En mi mente estaban las oraciones al Santo “te encomiendo mi alma y mi cuerpo, todos mis intereses espirituales y temporales y asimismo los de mi familia” al mismo tiempo que me escuchaba gritando:

¡Yo también te voy a matar el hambre! ¡Come perro! ¡Come!

Le retaqué la boca de piedras del cementerio de perros, le abrí la mandíbula para que le cupieran muchas. La explosión de los cohetes era la música de fondo de mis gritos.

_ Ya te maté el hambre ¿Quieres más sopita?

No sé por qué pero después, con las tablas del templete para la fiesta intentaba armar un ataúd -algunas ya tenían los clavos-. Tuve la paciencia para esperar la explosión de cohetes para disimular los golpes a los clavos con las piedras. Cada estallido al Santo un clavo al ataúd. “Bríndame la tranquilidad necesaria para superar este momento de tristeza y desolación, dame fuerzas para que mis oraciones y mis ruegos lleguen a Dios en favor de mi difunto”.
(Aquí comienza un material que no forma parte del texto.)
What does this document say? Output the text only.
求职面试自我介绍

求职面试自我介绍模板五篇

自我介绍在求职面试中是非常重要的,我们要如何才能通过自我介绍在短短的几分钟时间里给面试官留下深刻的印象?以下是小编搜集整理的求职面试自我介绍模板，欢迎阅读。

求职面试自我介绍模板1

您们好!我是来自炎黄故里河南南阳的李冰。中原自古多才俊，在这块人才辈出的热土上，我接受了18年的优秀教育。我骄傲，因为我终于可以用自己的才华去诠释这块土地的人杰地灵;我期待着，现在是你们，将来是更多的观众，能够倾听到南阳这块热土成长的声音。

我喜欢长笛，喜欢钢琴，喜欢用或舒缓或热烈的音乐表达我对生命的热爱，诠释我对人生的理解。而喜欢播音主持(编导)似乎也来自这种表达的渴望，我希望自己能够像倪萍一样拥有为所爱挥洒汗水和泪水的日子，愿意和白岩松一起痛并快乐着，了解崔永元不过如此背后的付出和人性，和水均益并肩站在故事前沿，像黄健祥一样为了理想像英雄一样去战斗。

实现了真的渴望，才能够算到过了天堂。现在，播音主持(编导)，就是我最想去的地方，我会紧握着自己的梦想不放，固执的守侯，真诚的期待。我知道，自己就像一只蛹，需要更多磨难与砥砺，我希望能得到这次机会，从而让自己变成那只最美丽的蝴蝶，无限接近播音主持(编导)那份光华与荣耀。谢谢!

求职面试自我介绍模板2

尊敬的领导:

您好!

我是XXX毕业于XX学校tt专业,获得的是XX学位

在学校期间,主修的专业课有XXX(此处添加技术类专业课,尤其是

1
Cuando desperté de ese frenesí. En el cielo ya no retumban los cohetes. Rodeado de gente noté que me tenían agarrado de mis  brazos desnudos. ¡Mi camisa, mi camisa!, grité. El vacío regresó mi grito multiplicado.

No me resistí más. Desde la parte trasera de la patrulla vi las casas de la colonia. Ahora sí mi casa estaría más hundida por las otras. El Santo me recordó que hay causas imposibles. Hay ladrilleros sin ladrillos.